Connecting via Stdio (Recommended for Local Development)

This method uses Cursor's mcp.json file (typically ~/.cursor/mcp.json on Linux/macOS or C:\Users\<username>\.cursor\mcp.json on Windows).

  1. Ensure you have run npm run build to create the dist/index.js file.

  2. Add a script to your package.json to explicitly run the compiled stdio server:

    "scripts": {
      // ... other scripts
      "start:stdio": "cross-env NODE_ENV=production node dist/index.js --stdio"
    }
    
  3. Install cross-env if you haven't already: npm install --save-dev cross-env.

  4. Configure the server in mcp.json (ensure no JSON comments // exist in the file):

    {
      "mcpServers": {
        "mcp_minimal": {
          "displayName": "MCP Minimal",
          "command": "node",
          "args": [
            "C:\\path\\to\\your\\project\\dist\\index.js",
            "--stdio"
          ],
          "env": {
            "NODE_ENV": "production"
          },
          "enabled": true
        }
      }
    }
    
    • Important: Replace "C:\\path\\to\\your\\project\\dist\\index.js" with the correct absolute path to the dist/index.js file in your project directory. Use double backslashes (\\) as path separators on Windows.
    • This configuration directly calls node with the absolute script path, bypassing potential issues with npm and relative paths when launched by Cursor.

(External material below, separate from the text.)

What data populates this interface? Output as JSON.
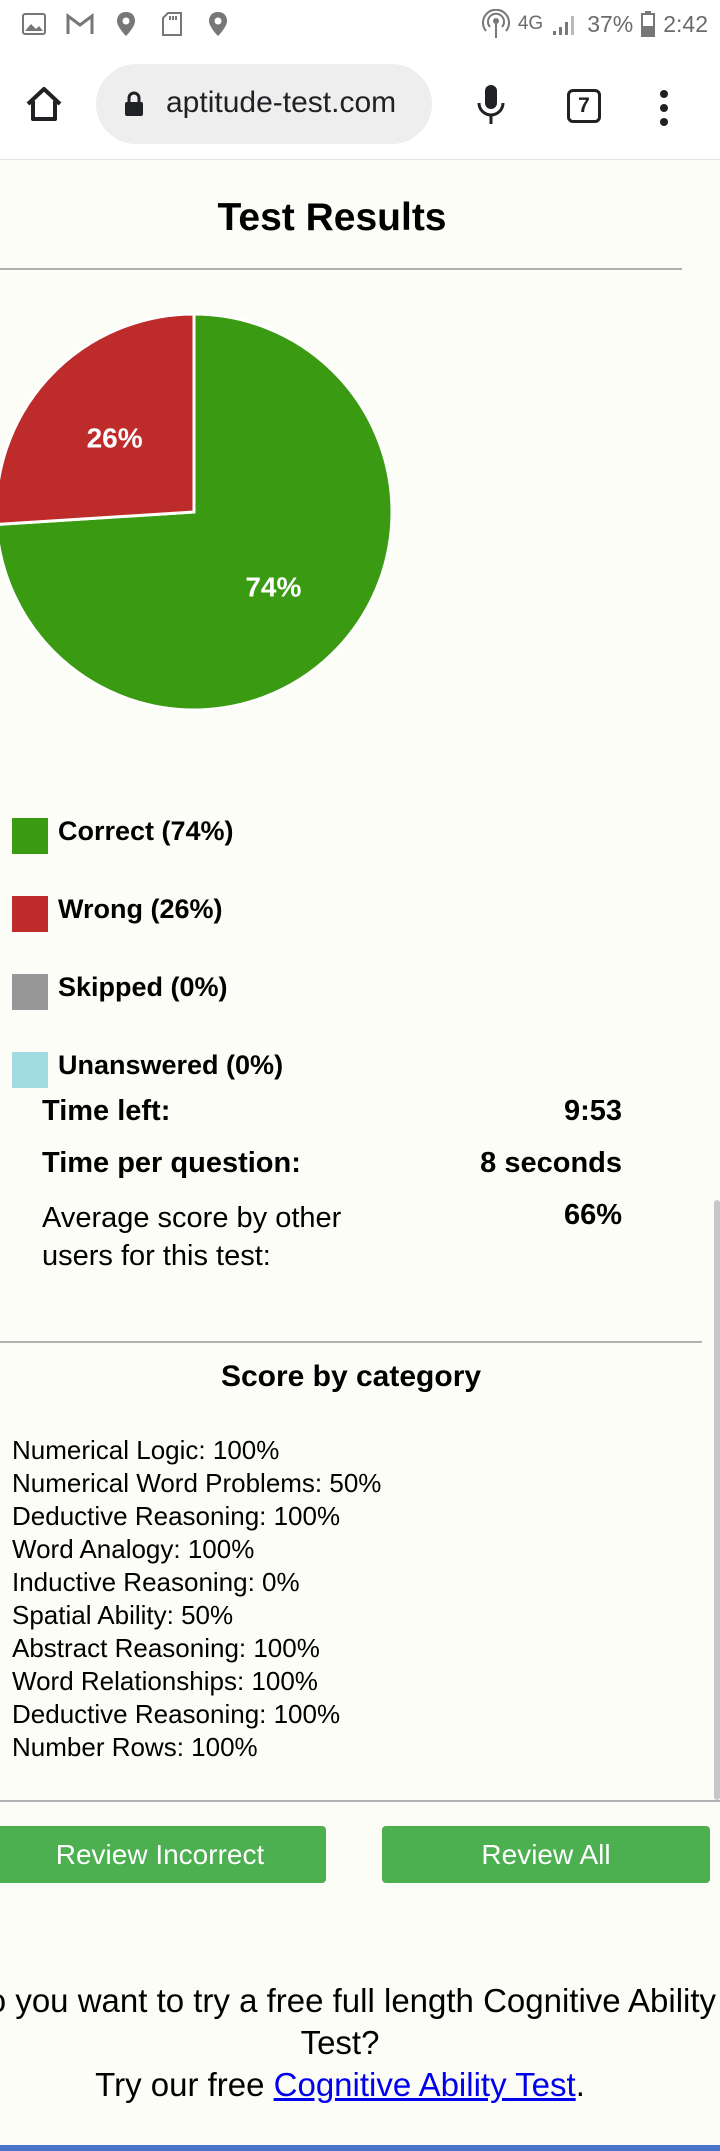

Basic Security Considerations

  • Input Validation: Zod schemas are used for basic validation. Ensure schemas are strict enough for your needs.
  • Error Handling: Avoid leaking sensitive information in error messages sent back to the client. The current setup throws errors, which the SDK translates; review the SDK's error formatting.
  • Resource Access: Implement authorization checks within resource/tool handlers if they access sensitive data or perform restricted actions (currently not implemented).
  • Dependencies: Regularly audit dependencies for vulnerabilities (npm audit).
  • Container Security: The Dockerfile uses a non-root user. Keep the base image updated.

Testing

  • Run tests using Vitest:
    npm test
    
  • Run tests in watch mode:
    npm run test:watch
    
  • Generate coverage report:
    npm run coverage
    
  • Add new test files in the tests/ directory following the *.test.ts pattern.

Linting and Formatting

  • Check formatting: npm run format
  • Apply formatting: npm run format:fix
  • Run linter: npm run lint
  • Fix linter errors: npm run lint:fix

Limitations

MCP is a very new protocol and is still in active development. There are some known caveats to be aware of:

  • AI Model Compatibility: The ability for the Cursor AI agent to automatically use or be prompted to use custom MCP tools can be model-dependent. Some models may have difficulty initiating calls to dynamically discovered tools even if they are listed correctly in the settings. Testing with different AI models within Cursor may be necessary if you encounter issues with AI tool invocation.
  • Tool Quantity: Some MCP servers, or user's with many MCP servers active, may have many tools available for Cursor to use. Currently, Cursor will only send the first 40 tools to the Agent.
  • Remote Development: Cursor directly communicates with MCP servers from your local machine, either directly through stdio or via the network using sse. Therefore, MCP servers may not work properly when accessing Cursor over SSH or other development environments. We are hoping to improve this in future releases.
  • MCP Features Support: MCP servers offer three main capabilities: tools, resources, and prompts. Currently, Cursor only supports tools. Resources and prompts are defined in the protocol and implemented in this server, but are not yet accessible through Cursor. We are hoping to see support for these additional capabilities in future Cursor releases.

License

This project is licensed under the MIT License - see the LICENSE file for details.